Posted on May 26, 2010 by Matt

On to the content of the news story I mentioned in my last web entry. Is this indeed an act of creating life or even a precursor for artificial intelligence? The answer to both of these questions is no. First of all, AI has already been demonstrated to be untenable, John Searle demonstrates this with his famous thought experiment on the subject:

Imagine a native English speaker who knows no Chinese locked in a room full of boxes of Chinese symbols (a data base) together with a book of instructions for manipulating the symbols (the program). Imagine that people outside the room send in other Chinese symbols, which, unknown to the person in the room, are questions in Chinese (the input). And imagine that by following the instructions in the program the man in the room is able to pass out Chinese symbols, which are correct answers to the questions (the output). The program enables the person in the room to pass the Turing Test for understanding Chinese but he does not understand a word of Chinese.

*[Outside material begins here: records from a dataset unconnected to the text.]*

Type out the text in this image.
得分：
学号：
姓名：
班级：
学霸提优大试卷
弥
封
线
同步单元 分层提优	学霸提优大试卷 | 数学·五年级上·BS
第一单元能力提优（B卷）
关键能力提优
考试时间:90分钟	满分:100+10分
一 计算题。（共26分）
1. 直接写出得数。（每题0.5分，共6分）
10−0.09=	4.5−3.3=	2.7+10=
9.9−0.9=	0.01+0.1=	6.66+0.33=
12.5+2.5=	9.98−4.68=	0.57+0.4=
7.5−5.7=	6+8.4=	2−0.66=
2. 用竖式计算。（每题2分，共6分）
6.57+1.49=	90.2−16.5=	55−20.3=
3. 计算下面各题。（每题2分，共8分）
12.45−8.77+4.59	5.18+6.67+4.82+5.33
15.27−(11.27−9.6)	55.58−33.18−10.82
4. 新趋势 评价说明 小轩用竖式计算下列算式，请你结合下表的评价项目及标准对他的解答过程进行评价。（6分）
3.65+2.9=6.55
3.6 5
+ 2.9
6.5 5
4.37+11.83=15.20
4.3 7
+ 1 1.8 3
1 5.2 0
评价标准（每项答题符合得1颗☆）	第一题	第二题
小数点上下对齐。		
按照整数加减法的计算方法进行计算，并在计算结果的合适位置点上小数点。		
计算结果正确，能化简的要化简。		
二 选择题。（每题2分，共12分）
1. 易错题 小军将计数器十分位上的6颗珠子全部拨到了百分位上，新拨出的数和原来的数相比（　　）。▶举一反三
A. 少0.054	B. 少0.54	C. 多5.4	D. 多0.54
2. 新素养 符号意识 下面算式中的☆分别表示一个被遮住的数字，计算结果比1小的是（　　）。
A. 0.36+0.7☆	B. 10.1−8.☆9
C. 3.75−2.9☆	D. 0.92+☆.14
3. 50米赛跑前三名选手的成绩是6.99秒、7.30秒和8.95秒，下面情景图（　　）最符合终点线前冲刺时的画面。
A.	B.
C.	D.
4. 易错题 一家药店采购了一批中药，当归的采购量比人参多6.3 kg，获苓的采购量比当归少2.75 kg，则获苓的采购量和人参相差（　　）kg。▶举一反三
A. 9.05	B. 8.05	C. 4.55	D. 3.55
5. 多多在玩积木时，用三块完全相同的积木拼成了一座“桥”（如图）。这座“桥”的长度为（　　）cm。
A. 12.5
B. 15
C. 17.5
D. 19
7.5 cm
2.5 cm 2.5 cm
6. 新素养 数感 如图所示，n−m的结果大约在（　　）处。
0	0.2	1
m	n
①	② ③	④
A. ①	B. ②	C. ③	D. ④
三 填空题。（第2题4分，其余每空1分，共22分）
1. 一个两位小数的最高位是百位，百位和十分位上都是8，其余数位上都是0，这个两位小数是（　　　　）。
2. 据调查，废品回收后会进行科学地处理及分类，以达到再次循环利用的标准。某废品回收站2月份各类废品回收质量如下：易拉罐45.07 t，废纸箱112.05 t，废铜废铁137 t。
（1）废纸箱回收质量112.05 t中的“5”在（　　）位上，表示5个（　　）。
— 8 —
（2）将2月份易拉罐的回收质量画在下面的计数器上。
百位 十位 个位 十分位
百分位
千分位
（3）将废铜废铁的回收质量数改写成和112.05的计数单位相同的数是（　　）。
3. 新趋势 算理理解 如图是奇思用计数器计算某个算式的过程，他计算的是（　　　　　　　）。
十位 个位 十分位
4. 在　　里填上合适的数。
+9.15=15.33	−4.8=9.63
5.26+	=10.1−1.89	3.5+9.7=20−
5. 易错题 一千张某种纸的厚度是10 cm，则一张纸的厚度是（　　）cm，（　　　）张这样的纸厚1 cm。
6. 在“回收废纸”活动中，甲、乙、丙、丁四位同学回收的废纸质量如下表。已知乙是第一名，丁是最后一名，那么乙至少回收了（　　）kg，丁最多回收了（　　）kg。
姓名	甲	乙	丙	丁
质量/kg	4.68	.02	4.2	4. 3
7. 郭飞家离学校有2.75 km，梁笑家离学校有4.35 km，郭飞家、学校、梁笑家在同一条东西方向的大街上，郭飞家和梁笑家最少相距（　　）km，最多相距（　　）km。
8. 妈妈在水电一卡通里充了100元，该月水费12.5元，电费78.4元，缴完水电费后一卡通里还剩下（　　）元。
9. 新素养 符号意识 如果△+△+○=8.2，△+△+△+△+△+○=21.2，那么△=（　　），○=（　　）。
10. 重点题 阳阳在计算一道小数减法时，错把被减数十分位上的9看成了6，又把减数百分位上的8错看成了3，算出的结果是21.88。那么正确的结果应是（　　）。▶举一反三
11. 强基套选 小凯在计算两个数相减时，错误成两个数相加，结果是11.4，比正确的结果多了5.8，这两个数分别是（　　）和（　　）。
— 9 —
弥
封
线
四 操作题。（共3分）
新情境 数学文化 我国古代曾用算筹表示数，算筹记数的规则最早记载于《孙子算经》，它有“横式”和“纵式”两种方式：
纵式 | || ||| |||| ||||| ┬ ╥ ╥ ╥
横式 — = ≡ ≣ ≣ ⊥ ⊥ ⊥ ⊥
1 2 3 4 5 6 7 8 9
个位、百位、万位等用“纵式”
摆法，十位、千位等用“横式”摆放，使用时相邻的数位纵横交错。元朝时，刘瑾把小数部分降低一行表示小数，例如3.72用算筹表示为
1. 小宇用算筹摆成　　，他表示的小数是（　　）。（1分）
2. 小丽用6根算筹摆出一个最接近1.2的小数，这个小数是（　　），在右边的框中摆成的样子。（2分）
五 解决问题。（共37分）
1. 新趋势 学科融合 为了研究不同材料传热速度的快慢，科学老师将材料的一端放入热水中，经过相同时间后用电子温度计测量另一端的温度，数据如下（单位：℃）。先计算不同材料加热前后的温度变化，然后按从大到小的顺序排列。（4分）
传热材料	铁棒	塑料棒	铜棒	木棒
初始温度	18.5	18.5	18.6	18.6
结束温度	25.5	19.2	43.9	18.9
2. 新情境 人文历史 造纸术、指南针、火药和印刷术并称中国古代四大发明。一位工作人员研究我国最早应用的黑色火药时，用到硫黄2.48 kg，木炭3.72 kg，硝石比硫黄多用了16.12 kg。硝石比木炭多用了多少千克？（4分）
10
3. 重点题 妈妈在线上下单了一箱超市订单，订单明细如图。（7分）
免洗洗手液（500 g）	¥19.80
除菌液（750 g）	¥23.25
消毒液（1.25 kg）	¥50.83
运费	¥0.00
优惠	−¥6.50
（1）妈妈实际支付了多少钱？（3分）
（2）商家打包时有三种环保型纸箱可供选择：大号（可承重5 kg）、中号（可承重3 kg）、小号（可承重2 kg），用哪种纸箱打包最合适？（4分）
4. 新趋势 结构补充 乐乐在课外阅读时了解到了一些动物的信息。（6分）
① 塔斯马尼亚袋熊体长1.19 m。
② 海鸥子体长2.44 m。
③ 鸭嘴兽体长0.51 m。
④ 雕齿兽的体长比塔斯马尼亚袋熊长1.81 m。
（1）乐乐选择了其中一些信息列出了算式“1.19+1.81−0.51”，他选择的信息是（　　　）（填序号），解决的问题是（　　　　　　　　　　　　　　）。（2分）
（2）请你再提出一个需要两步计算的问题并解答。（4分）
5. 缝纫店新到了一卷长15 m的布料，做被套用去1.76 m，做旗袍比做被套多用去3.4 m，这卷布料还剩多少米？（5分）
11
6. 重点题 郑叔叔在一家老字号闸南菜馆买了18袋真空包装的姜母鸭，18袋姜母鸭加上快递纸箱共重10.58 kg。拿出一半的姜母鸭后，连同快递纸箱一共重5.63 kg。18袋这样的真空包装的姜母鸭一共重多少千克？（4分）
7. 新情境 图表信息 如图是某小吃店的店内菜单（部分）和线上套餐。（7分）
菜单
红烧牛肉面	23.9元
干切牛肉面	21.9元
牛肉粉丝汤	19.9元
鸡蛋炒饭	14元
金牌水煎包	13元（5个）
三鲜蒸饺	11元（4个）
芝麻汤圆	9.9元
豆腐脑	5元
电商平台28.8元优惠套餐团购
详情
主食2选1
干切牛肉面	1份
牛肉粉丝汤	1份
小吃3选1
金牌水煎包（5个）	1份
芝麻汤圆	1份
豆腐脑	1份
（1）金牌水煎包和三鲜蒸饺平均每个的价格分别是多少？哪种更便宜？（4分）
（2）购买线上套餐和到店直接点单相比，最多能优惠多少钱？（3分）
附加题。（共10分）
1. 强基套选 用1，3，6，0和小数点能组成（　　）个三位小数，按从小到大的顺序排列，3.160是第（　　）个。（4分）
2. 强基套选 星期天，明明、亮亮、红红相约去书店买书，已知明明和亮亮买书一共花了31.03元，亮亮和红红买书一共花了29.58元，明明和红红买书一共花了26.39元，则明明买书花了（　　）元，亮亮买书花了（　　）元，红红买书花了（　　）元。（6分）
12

Searle goes on to explain that the man in the room is similar to a computer. While computers process information at an incredible rate, this does not entail they have the capacity to think about what they process. Artificial life, in order for it to be what most consider real, would have to not only produce inputs and outputs, but have thoughts on those inputs and outputs, or rather participate in a function found only in humans, the use of second order mental states. Second order mental states are essentially thoughts about thoughts. It would be impossible for a machine to do this. Indeed a machine could evaluate evidence and determine probabilities concerning various outcomes, but this is hardly second order mental states. I should note however, that in time, machines, or androids, or a type of AI could become so anthropomorphized that they are barely distinguishable from humans, but this hardly means a true artificial intelligence, but rather very clever and careful programming.

Back to the article. While there are some possibly very intriguing uses concerning the science mentioned in the article this is in no way creating life. Essentially this is more like the photocopying of a cell. The process includes, taking existing DNA, sequencing it, rebuilding and programing it, and  placing the DNA into an existing live cell and watching it grow according to how it was programmed. Now, I am not intending to diminish this fascinating work, but in no way is this creating life, it is merely the rearranging of created life.